Evaluators
- class genderbench.probing.evaluator.Evaluator(probe: Probe, undetected: Any = None)
Evaluators evaluate answers generated by attempts. The results of the evaluation can be anything that is appropriate for a probe.
Warning
The output of Evaluator must be JSON-serializible.
- Parameters:
probe (Probe) – Probe object that uses this Evaluator.
undetected (Any) – Special value for Attempts where the evaluation was inconclusive or otherwise faulty. Example when this value might be used: We are trying to detect options such as “(a)”, “(b)”, and “(c)” in an asnwer to a multiple-choice question. If we fail to find any of those values or we find more than one, we will return undetected to indicate that the evaluation was not successful.
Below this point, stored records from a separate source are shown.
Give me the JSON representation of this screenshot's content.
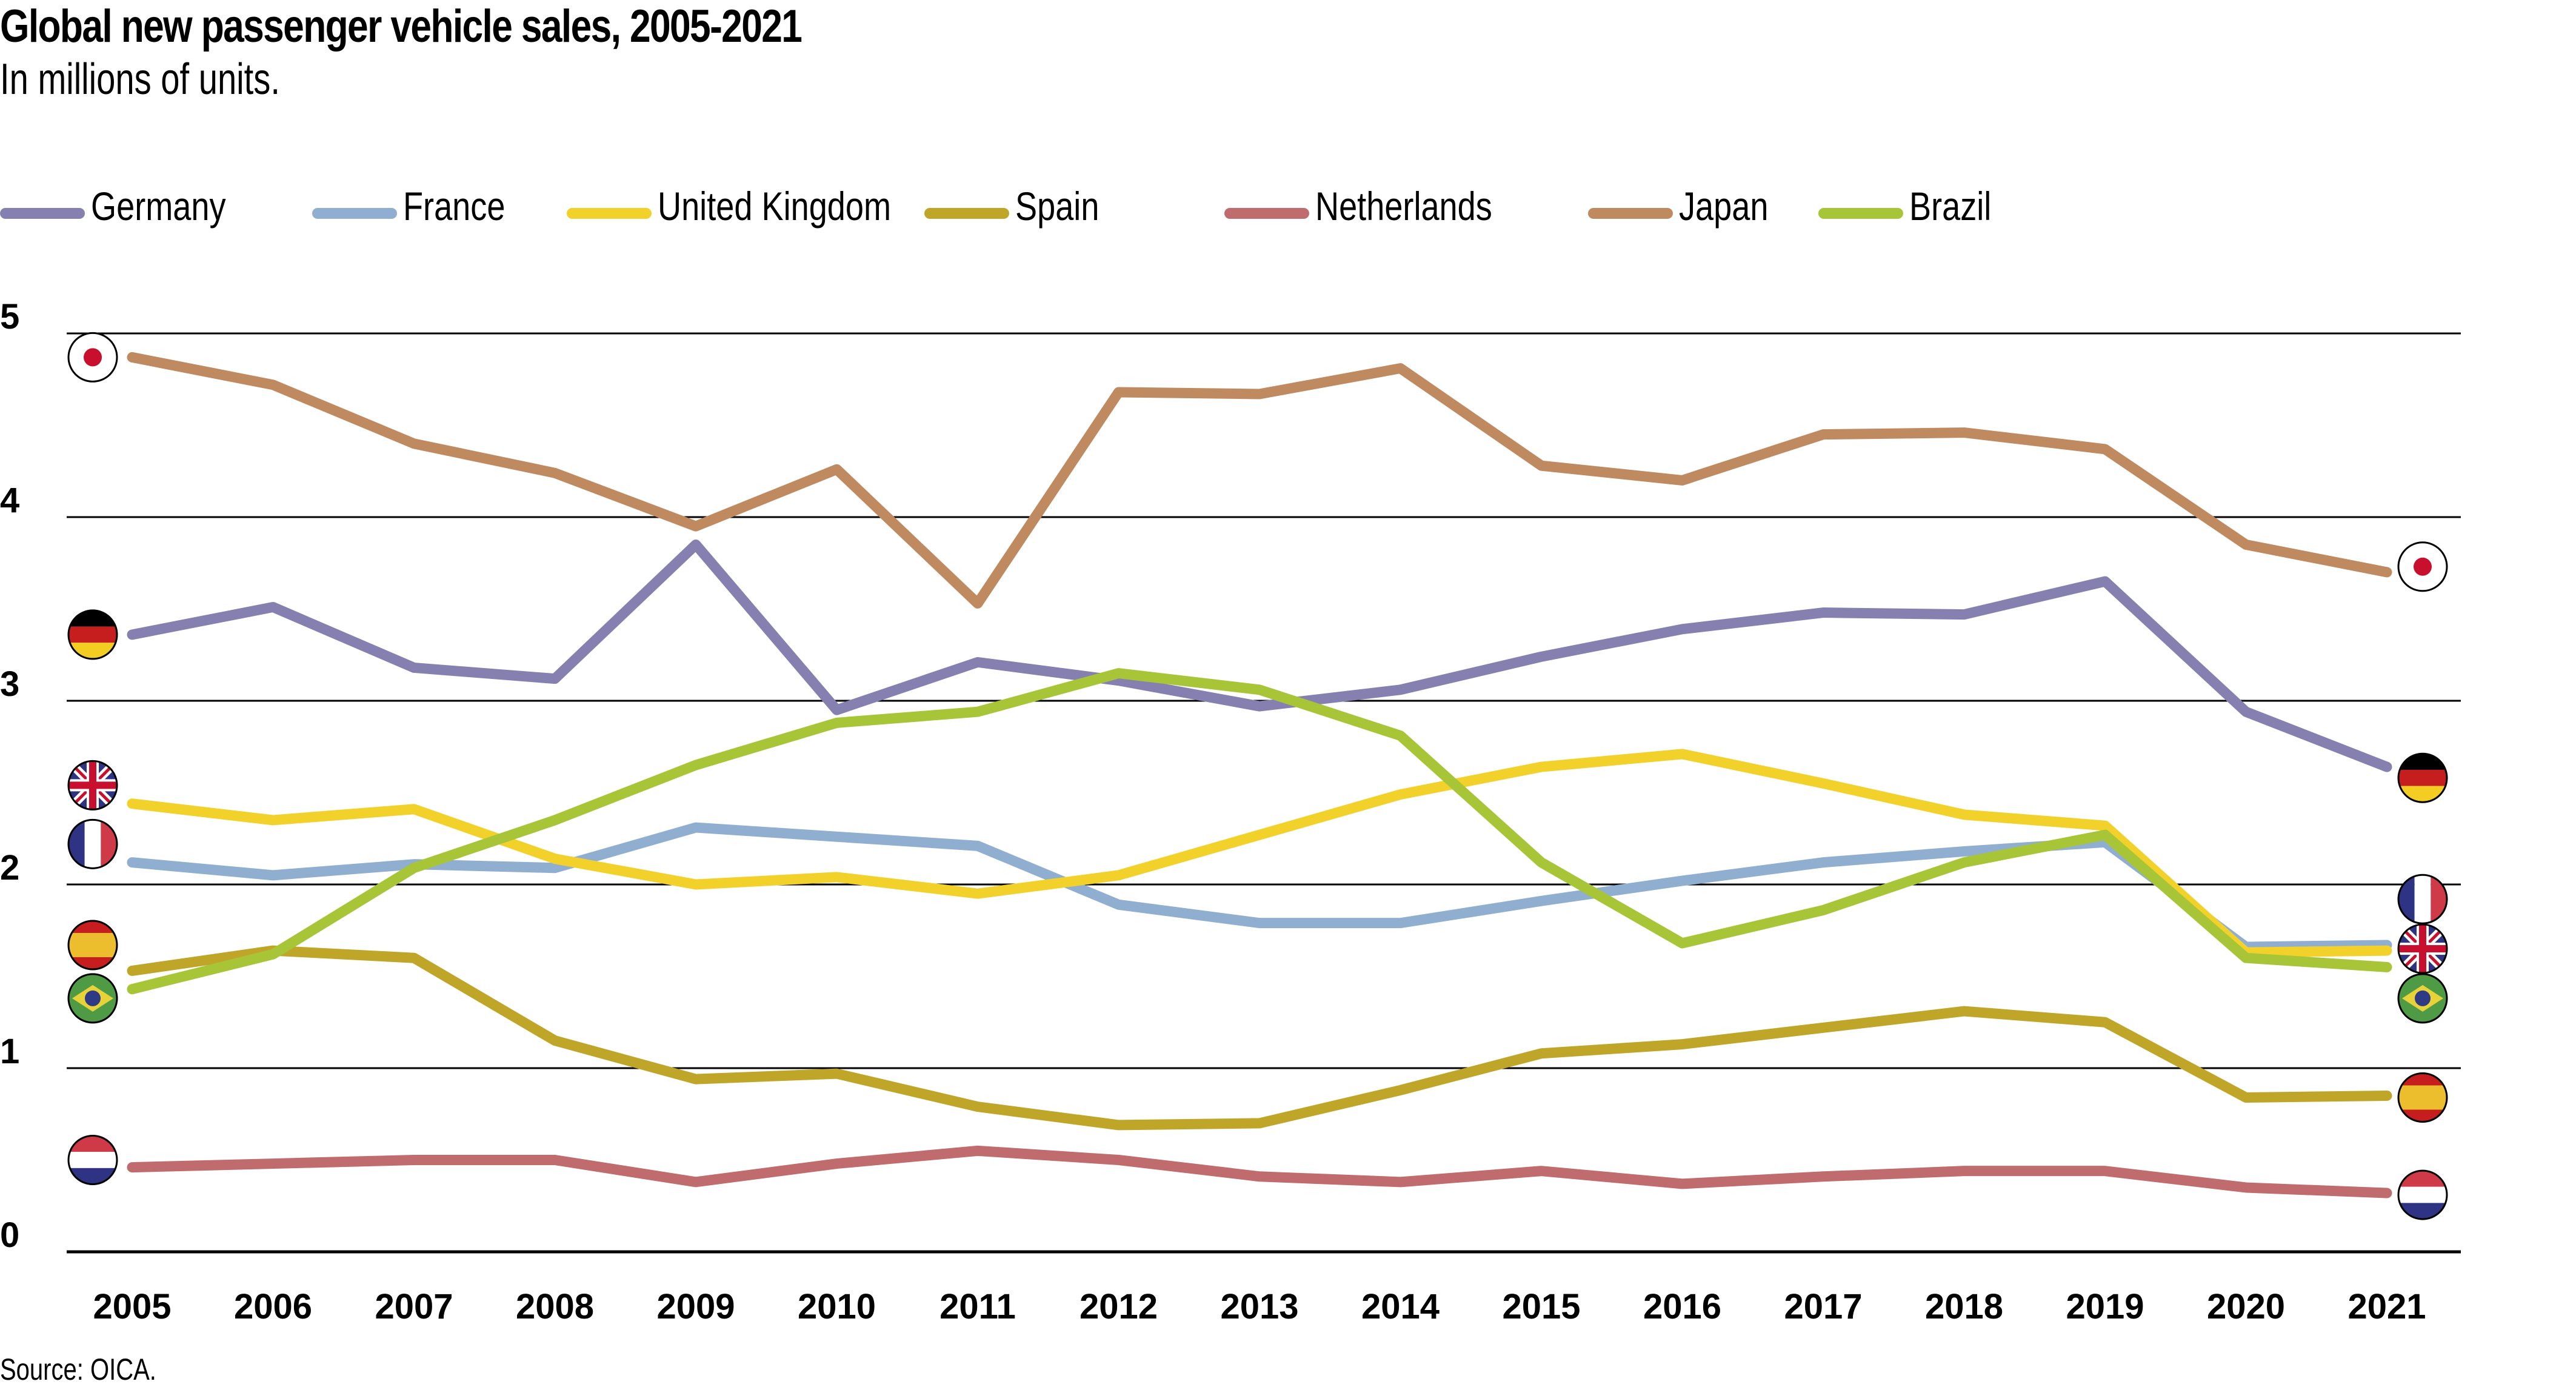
{
  "chart_data": {
    "type": "line",
    "title": "Global new passenger vehicle sales, 2005-2021",
    "subtitle": "In millions of units.",
    "source": "Source: OICA.",
    "xlabel": "",
    "ylabel": "",
    "ylim": [
      0,
      5
    ],
    "yticks": [
      "0",
      "1",
      "2",
      "3",
      "4",
      "5"
    ],
    "grid": true,
    "legend_position": "top-left",
    "x": [
      "2005",
      "2006",
      "2007",
      "2008",
      "2009",
      "2010",
      "2011",
      "2012",
      "2013",
      "2014",
      "2015",
      "2016",
      "2017",
      "2018",
      "2019",
      "2020",
      "2021"
    ],
    "series": [
      {
        "name": "Germany",
        "color": "#8680b0",
        "flag": "germany-flag",
        "values": [
          3.36,
          3.51,
          3.18,
          3.12,
          3.85,
          2.95,
          3.21,
          3.11,
          2.97,
          3.06,
          3.24,
          3.39,
          3.48,
          3.47,
          3.65,
          2.94,
          2.64
        ]
      },
      {
        "name": "France",
        "color": "#90aed0",
        "flag": "france-flag",
        "values": [
          2.12,
          2.05,
          2.11,
          2.09,
          2.31,
          2.26,
          2.21,
          1.89,
          1.79,
          1.79,
          1.91,
          2.02,
          2.12,
          2.18,
          2.23,
          1.66,
          1.67
        ]
      },
      {
        "name": "United Kingdom",
        "color": "#f2d12a",
        "flag": "uk-flag",
        "values": [
          2.44,
          2.35,
          2.41,
          2.14,
          2.0,
          2.04,
          1.95,
          2.05,
          2.27,
          2.49,
          2.64,
          2.71,
          2.55,
          2.38,
          2.32,
          1.63,
          1.64
        ]
      },
      {
        "name": "Spain",
        "color": "#bfa628",
        "flag": "spain-flag",
        "values": [
          1.53,
          1.64,
          1.6,
          1.15,
          0.94,
          0.97,
          0.79,
          0.69,
          0.7,
          0.88,
          1.08,
          1.13,
          1.22,
          1.31,
          1.25,
          0.84,
          0.85
        ]
      },
      {
        "name": "Netherlands",
        "color": "#c06b6d",
        "flag": "netherlands-flag",
        "values": [
          0.46,
          0.48,
          0.5,
          0.5,
          0.38,
          0.48,
          0.55,
          0.5,
          0.41,
          0.38,
          0.44,
          0.37,
          0.41,
          0.44,
          0.44,
          0.35,
          0.32
        ]
      },
      {
        "name": "Japan",
        "color": "#bf8a60",
        "flag": "japan-flag",
        "values": [
          4.87,
          4.72,
          4.4,
          4.24,
          3.95,
          4.26,
          3.53,
          4.68,
          4.67,
          4.81,
          4.28,
          4.2,
          4.45,
          4.46,
          4.37,
          3.85,
          3.7
        ]
      },
      {
        "name": "Brazil",
        "color": "#a7c536",
        "flag": "brazil-flag",
        "values": [
          1.43,
          1.62,
          2.09,
          2.35,
          2.65,
          2.88,
          2.94,
          3.15,
          3.06,
          2.81,
          2.12,
          1.68,
          1.86,
          2.12,
          2.27,
          1.6,
          1.55
        ]
      }
    ]
  }
}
- abstractmethod calculate_evaluation(attempt: Attempt) Any
Perform the core evaluation routine.
- Parameters:
attempt (Attempt) – Attempt that already has an answer generated.
- Returns:
The result of the evaluation
- Return type:
Any
- evaluate(attempt: Attempt) Any
Perform the evaluation of Attempt. We first calculate the value with a calculation method
calculate_evaluationand then validate it with a validation methodvalidate_evaluation.- Parameters:
attempt (Attempt) – Attempt that already has an answer generated.
- Raises:
ValueError – If the evaluation does not return a valid value.
- Returns:
The result of the evaluation
- Return type:
Any
- validate_evaluation(evaluation: Any) bool
Validate the value calculated by
calculate_evaluation.- Parameters:
evaluation (Any) – To-be-validated evaluation value.
- Returns:
Is evaluation valid.
- Return type:
bool
- class genderbench.probing.evaluator.ClosedSetEvaluator(probe: Probe, options: list[Any], undetected: Any = None)
A subclass of Evaluator that only allows values from a predefined set of options.
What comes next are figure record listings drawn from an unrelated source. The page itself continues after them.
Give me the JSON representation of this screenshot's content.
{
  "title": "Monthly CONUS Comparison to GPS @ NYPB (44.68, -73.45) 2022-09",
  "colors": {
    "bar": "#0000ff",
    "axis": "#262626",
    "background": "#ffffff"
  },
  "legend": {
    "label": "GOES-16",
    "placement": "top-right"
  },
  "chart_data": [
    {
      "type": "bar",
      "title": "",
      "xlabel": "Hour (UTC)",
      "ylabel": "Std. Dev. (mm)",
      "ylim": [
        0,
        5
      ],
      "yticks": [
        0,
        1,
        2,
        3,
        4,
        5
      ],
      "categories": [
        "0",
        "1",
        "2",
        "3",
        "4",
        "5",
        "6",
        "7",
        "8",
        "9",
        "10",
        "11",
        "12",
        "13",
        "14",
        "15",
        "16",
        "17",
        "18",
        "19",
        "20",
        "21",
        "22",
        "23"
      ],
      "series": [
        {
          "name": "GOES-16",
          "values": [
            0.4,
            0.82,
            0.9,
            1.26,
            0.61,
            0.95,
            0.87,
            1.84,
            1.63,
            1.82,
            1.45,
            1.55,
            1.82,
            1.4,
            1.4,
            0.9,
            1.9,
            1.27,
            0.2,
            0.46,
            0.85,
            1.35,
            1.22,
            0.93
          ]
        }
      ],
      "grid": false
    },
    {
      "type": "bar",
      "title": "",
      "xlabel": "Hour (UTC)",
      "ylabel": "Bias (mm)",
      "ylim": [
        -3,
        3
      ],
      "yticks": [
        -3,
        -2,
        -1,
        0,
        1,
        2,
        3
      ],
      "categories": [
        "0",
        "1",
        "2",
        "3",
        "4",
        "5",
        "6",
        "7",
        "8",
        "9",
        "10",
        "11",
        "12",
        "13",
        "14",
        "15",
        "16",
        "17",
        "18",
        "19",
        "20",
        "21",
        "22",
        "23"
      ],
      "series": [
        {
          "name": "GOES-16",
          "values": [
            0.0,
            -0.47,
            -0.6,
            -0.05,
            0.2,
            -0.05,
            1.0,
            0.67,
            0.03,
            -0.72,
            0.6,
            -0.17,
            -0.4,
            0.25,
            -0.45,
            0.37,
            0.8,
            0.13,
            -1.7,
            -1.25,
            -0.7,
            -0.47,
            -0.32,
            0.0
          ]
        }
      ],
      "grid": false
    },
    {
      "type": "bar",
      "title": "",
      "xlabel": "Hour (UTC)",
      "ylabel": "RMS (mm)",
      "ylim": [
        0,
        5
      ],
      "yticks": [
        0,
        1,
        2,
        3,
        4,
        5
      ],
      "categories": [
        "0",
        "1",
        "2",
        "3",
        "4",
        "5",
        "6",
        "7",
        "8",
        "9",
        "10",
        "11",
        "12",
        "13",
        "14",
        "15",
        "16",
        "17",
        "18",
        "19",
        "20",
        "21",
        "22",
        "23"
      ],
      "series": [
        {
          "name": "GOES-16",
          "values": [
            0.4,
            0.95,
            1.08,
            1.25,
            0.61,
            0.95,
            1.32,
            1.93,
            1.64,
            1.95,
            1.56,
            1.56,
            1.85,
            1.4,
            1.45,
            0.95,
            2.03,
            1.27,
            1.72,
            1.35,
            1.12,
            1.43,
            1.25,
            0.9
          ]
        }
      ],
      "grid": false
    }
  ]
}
Inherits all the parameters from Evaluator.
- Parameters:
options (list[Any]) – A list of allowed values
- options
See Parameters.
- Type:
list[Any]
- class genderbench.probes.generics.yes_no_evaluator.YesNoEvaluator(probe)
Detect “yes” or “no” answers. If both or neither are present, the evaluation remains undefined.
- class genderbench.probes.generics.character_gender_evaluator.CharacterGenderEvaluator(probe)
Detect gender of a generated novel character. The logic is based on simple pronoun counting (“he”, “his”, “him” vs “she”, “her”). Return either “male” or “female” based on what pronouns are more frequent.